Le contexte et les enjeux mondiaux et européens en matière de politique énergétique et climatique

Les gaz à effet de serre (GES1) ont un rôle essentiel dans la régulation du climat. Sans eux, la température moyenne sur Terre serait de -18 °C au lieu de +14 °C et la vie n’existerait peut-être pas. Toutefois, depuis le XIXème siècle, l’homme, par ses activités (notamment l'usage des énergies fossiles pour la production d’énergie, le transport, le chauffage et la production de biens industriels) a considérablement accru la quantité de GES présents dans l’atmosphère. Cela modifie l’équilibre climatique naturel et cause « le changement climatique ».

Le Groupe d’experts intergouvernemental sur l’évolution du climat (GIEC) a dressé dans son 6ème rapport d’évaluation les principaux constats suivants : 

  • la hausse de la température globale s’est accentuée ; 
  • les conséquences du changement climatique déjà observées seront renforcées au fur et à mesure du réchauffement global. Cela touche notamment les extrêmes de température, l’intensité des précipitations, la sévérité des sécheresses, l’augmentation en fréquence et intensité des événements climatiques aujourd’hui rares. Les risques s’aggravent dans toutes les régions du monde, en particulier dans les plus vulnérables ;
  • le changement climatique a des impacts importants sur la biodiversité et les écosystèmes, la sécurité de l’accès à l’eau et à l’alimentation, les infrastructures, la santé et le bien-être, ainsi que l’économie et la culture.

Pour limiter les effets du changement climatique, les pays signataires de la Convention-cadre des Nations unies sur le changement climatique (CCNUCC) se sont notamment donnés pour objectif en 2015 dans l’Accord de Paris de maintenir l’augmentation de la température mondiale « nettement en dessous » de 2 °C d’ici à 2100 par rapport aux niveaux préindustriels et poursuivre les efforts en vue de limiter cette augmentation à 1,5 °C. Parvenir à ces objectifs implique une action immédiate, rapide et de grande ampleur pour réduire les émissions de GES et atteindre zéro émission nette autour de 2050, c’est–à-dire la « neutralité carbone ».

La neutralité carbone est entendue comme un équilibre entre les émissions de GES et les absorptions de carbone par les écosystèmes gérés par l’être humain (forêts, sols agricoles) et par les procédés industriels (capture et stockage ou réutilisation du carbone).

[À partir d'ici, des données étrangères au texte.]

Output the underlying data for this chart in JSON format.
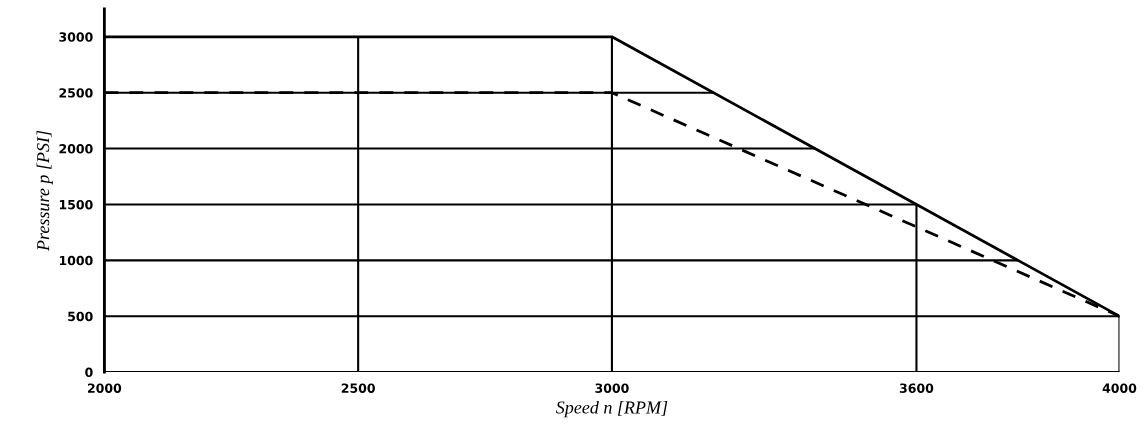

Schéma équilibre de la neutralité carbone
La neutralité carbone (Source : Stratégie nationale bas carbone - Avril 2020)

La neutralité carbone est un équilibre entre :
les émissions de GES sur le territoire national
L'absorption de carbone :
écosystèmes gérés par l’homme (forêt, sols agricoles, etc.)
procédés industriels (capture et stockage ou réutilisation de carbone)

Pour en savoir plus :

 

1 Les principaux gaz à effet de serre sont le dioxyde de carbone (CO2) (issu de la combustion d'énergies fossiles, et des changements d'affectation des terres ou de la déforestation [UTCATF]), ainsi que le méthane (CH4) et le protoxyde d’azote (N2O) (tous deux issus en grande partie de l'agriculture et de l'industrie). Les gaz fluorés (PFC, HFC, SF6), utilisés principalement pour les usages réfrigérants, contribuent plus faiblement au réchauffement, mais leurs émissions sont en forte croissance. Une fois libérés dans l’atmosphère, les gaz à effet de serre y restent pendant des dizaines, voire des centaines d’années (durée de vie des émissions de CO2 dans l’atmosphère : supérieure à la centaine d’années ; durée de vie du méthane dans l’atmosphère : de l’ordre de 12 ans ; durée de vie du protoxyde d’azote : de l’ordre de 120 ans et celle de l’hexafluorure de soufre (SF6) : de l’ordre de 50 000 ans). Par conséquent, lorsqu’une politique climatique est mise en place, les émissions antérieures continuent d’influencer le climat pendant plusieurs décennies.

L’atteinte de la neutralité carbone au niveau mondial

En 2021, l’Agence Internationale de l’Energie (AIE) a publié deux rapports « Net Zero by 2050 - A Roadmap for the Global Energy Sector » et « World Energy Outlook 2021 » consacrés à la neutralité carbone. Si des engagements d’atteindre la neutralité carbone ont déjà été pris par une cinquantaine de pays dans le monde, l’AIE estime qu’ils permettront de faire baisser les émissions au niveau mondial, mais que leur mise en œuvre ne sera pas suffisante pour que la planète atteigne globalement la neutralité carbone.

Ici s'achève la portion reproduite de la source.